Plaintiffs allege claims under the Eighth Amendment, the Due Process Clause of the Fourteenth Amendment, and the First Amendment. (See Compl.) Plaintiffs request injunctive relief, declaratory relief, compensatory damages, and punitive damages. (See id. at 11–13.) Defendants argue Plaintiffs failed to state a claim on which relief may be granted. (Doc. No. 62, Defs.’ Mem. 14–20.) Defendants also argue that Plaintiffs’ claims

for injunctive relief should be denied because they are brought against Defendants in their individual capacities, and they are moot; Plaintiffs are not entitled to damages under 42 U.S.C. § 1997e(e) of the Prison Litigation Reform Act (“PLRA”); and that Plaintiffs cannot recover punitive damages. (Id. at 5–6, 21–23.) A. Standard of Review Federal Rule of Civil Procedure 8(a)(2) requires “a short and plain statement of the claim showing that the pleader is entitled to relief.” This standard “does not require

‘detailed factual allegations,’ but it demands more than an unadorned, the-defendant- unlawfully-harmed-me accusation.” Ashcroft v.

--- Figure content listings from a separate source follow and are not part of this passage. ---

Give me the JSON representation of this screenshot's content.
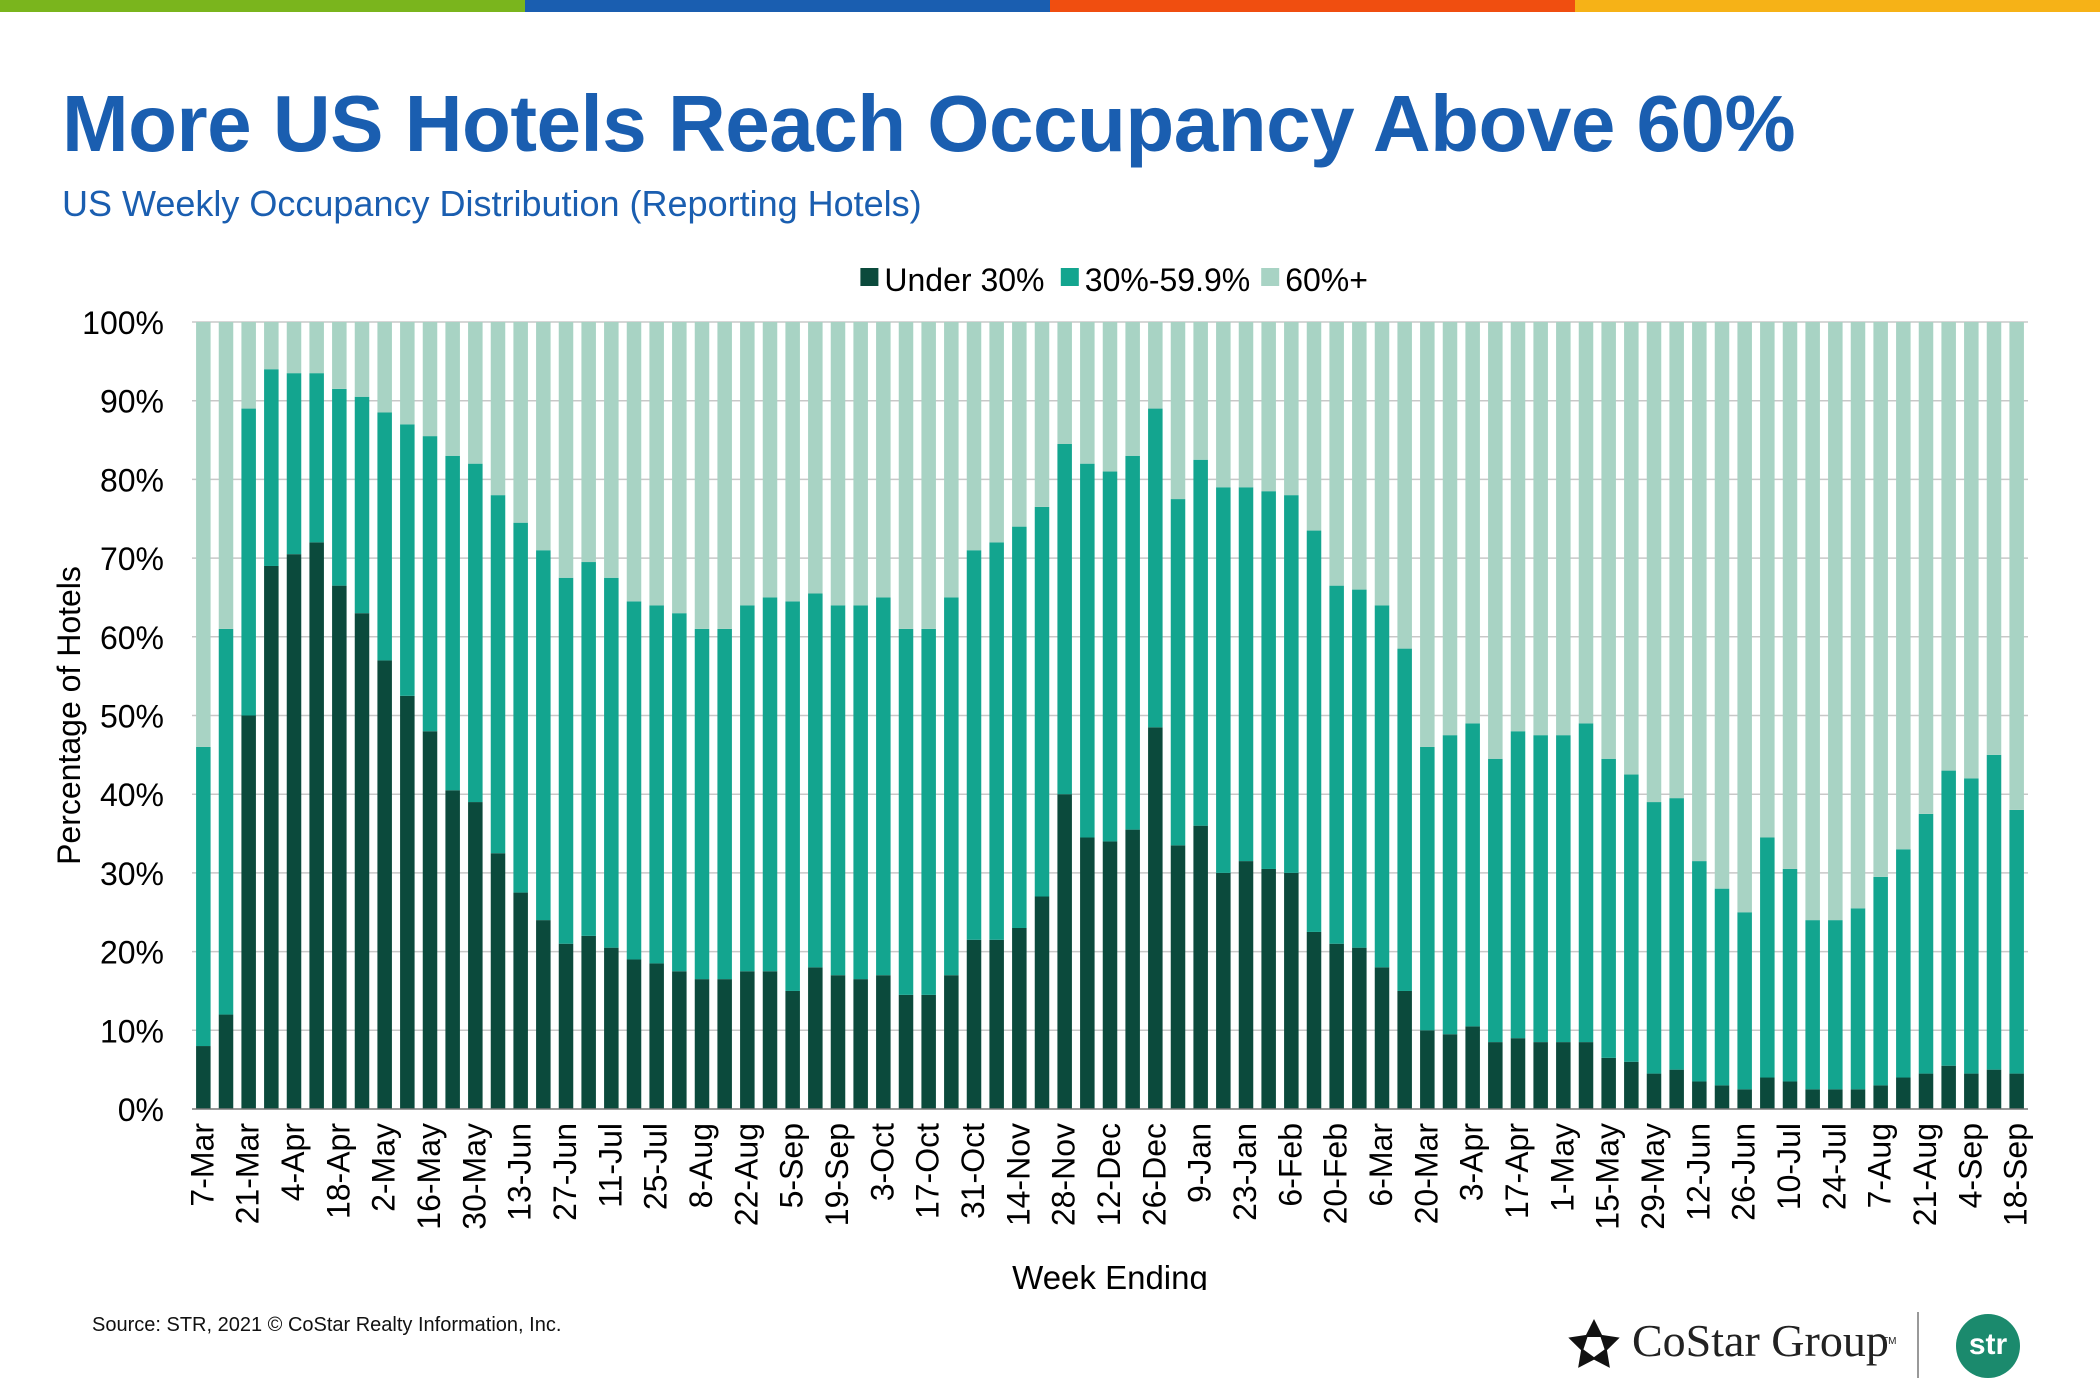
{
  "brand_colors": [
    "#7ab51d",
    "#1a5eb0",
    "#f04e10",
    "#f6b217"
  ],
  "title": "More US Hotels Reach Occupancy Above 60%",
  "subtitle": "US Weekly Occupancy Distribution (Reporting Hotels)",
  "source": "Source: STR, 2021 © CoStar Realty Information, Inc.",
  "logos": {
    "costar": "CoStar Group",
    "costar_tm": "TM",
    "str": "str"
  },
  "chart_data": {
    "type": "bar",
    "stacked": true,
    "xlabel": "Week Ending",
    "ylabel": "Percentage of Hotels",
    "ylim": [
      0,
      100
    ],
    "y_ticks": [
      "0%",
      "10%",
      "20%",
      "30%",
      "40%",
      "50%",
      "60%",
      "70%",
      "80%",
      "90%",
      "100%"
    ],
    "grid": true,
    "legend_position": "top-center",
    "x_tick_labels": [
      "7-Mar",
      "21-Mar",
      "4-Apr",
      "18-Apr",
      "2-May",
      "16-May",
      "30-May",
      "13-Jun",
      "27-Jun",
      "11-Jul",
      "25-Jul",
      "8-Aug",
      "22-Aug",
      "5-Sep",
      "19-Sep",
      "3-Oct",
      "17-Oct",
      "31-Oct",
      "14-Nov",
      "28-Nov",
      "12-Dec",
      "26-Dec",
      "9-Jan",
      "23-Jan",
      "6-Feb",
      "20-Feb",
      "6-Mar",
      "20-Mar",
      "3-Apr",
      "17-Apr",
      "1-May",
      "15-May",
      "29-May",
      "12-Jun",
      "26-Jun",
      "10-Jul",
      "24-Jul",
      "7-Aug",
      "21-Aug",
      "4-Sep",
      "18-Sep"
    ],
    "series": [
      {
        "name": "Under 30%",
        "color": "#0b4a3c",
        "values": [
          8,
          12,
          50,
          69,
          70.5,
          72,
          66.5,
          63,
          57,
          52.5,
          48,
          40.5,
          39,
          32.5,
          27.5,
          24,
          21,
          22,
          20.5,
          19,
          18.5,
          17.5,
          16.5,
          16.5,
          17.5,
          17.5,
          15,
          18,
          17,
          16.5,
          17,
          14.5,
          14.5,
          17,
          21.5,
          21.5,
          23,
          27,
          40,
          34.5,
          34,
          35.5,
          48.5,
          33.5,
          36,
          30,
          31.5,
          30.5,
          30,
          22.5,
          21,
          20.5,
          18,
          15,
          10,
          9.5,
          10.5,
          8.5,
          9,
          8.5,
          8.5,
          8.5,
          6.5,
          6,
          4.5,
          5,
          3.5,
          3,
          2.5,
          4,
          3.5,
          2.5,
          2.5,
          2.5,
          3,
          4,
          4.5,
          5.5,
          4.5,
          5,
          4.5
        ]
      },
      {
        "name": "30%-59.9%",
        "color": "#13a58f",
        "values": [
          38,
          49,
          39,
          25,
          23,
          21.5,
          25,
          27.5,
          31.5,
          34.5,
          37.5,
          42.5,
          43,
          45.5,
          47,
          47,
          46.5,
          47.5,
          47,
          45.5,
          45.5,
          45.5,
          44.5,
          44.5,
          46.5,
          47.5,
          49.5,
          47.5,
          47,
          47.5,
          48,
          46.5,
          46.5,
          48,
          49.5,
          50.5,
          51,
          49.5,
          44.5,
          47.5,
          47,
          47.5,
          40.5,
          44,
          46.5,
          49,
          47.5,
          48,
          48,
          51,
          45.5,
          45.5,
          46,
          43.5,
          36,
          38,
          38.5,
          36,
          39,
          39,
          39,
          40.5,
          38,
          36.5,
          34.5,
          34.5,
          28,
          25,
          22.5,
          30.5,
          27,
          21.5,
          21.5,
          23,
          26.5,
          29,
          33,
          37.5,
          37.5,
          40,
          33.5
        ]
      },
      {
        "name": "60%+",
        "color": "#a8d3c4",
        "values": [
          54,
          39,
          11,
          6,
          6.5,
          6.5,
          8.5,
          9.5,
          11.5,
          13,
          14.5,
          17,
          18,
          22,
          25.5,
          29,
          32.5,
          30.5,
          32.5,
          35.5,
          36,
          37,
          39,
          39,
          36,
          35,
          35.5,
          34.5,
          36,
          36,
          35,
          39,
          39,
          35,
          29,
          28,
          26,
          23.5,
          15.5,
          18,
          19,
          17,
          11,
          22.5,
          17.5,
          21,
          21,
          21.5,
          22,
          26.5,
          33.5,
          34,
          36,
          41.5,
          54,
          52.5,
          51,
          55.5,
          52,
          52.5,
          52.5,
          51,
          55.5,
          57.5,
          61,
          60.5,
          68.5,
          72,
          75,
          65.5,
          69.5,
          76,
          76,
          74.5,
          70.5,
          67,
          62.5,
          57,
          58,
          55,
          62
        ]
      }
    ]
  }
}
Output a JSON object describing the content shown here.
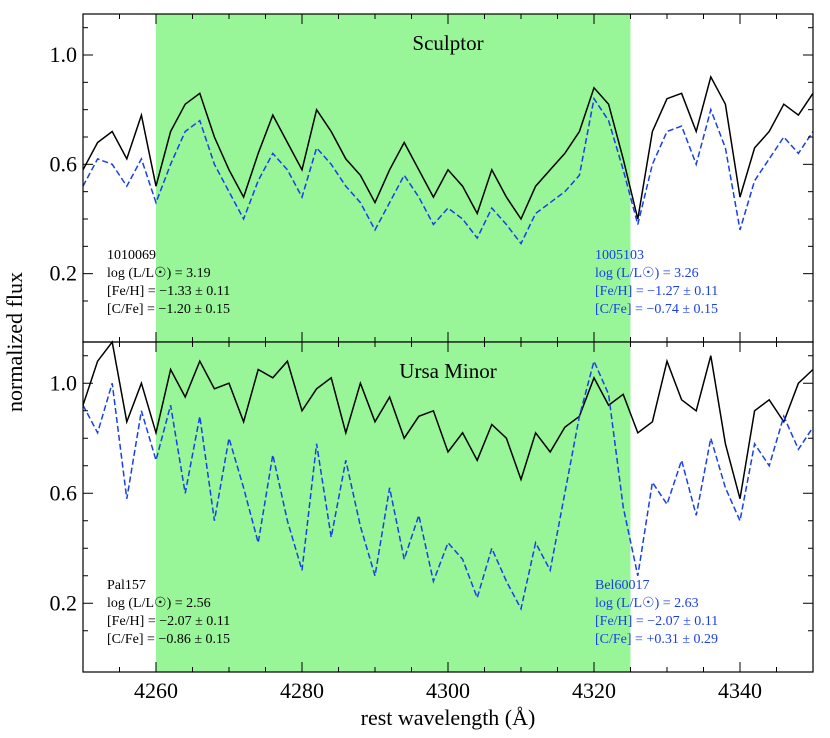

Iqbal, 556 U.S. 662, 678 (2009) (quoting Bell Atl. Corp. v. Twombly, 550 U.S. 544, 550 (2007)). “To survive a motion to dismiss, a complaint must contain sufficient factual matter, accepted as true, to ‘state a claim to relief that is plausible on its face.’” Id. (quoting Twombly, 550 U.S. at 570).

“A claim has facial plausibility when the plaintiff pleads factual content that allows the court to draw the reasonable inference that the defendant is liable for the misconduct alleged.” Id. “The court accepts as true all factual allegations, but is ‘not bound to accept as true a legal conclusion couched as a factual allegation.’” McAdams v. McCord, 584 F.3d 1111, 1113 (8th Cir. 2009) (quoting Iqbal, 556 U.S. at 678). “A

pleading that offers ‘labels and conclusions’ or ‘a formulaic recitation of the elements of a cause of action will not do.’” Iqbal, 556 U.S. at 678 (quoting Twombly, 550 U.S. at 555).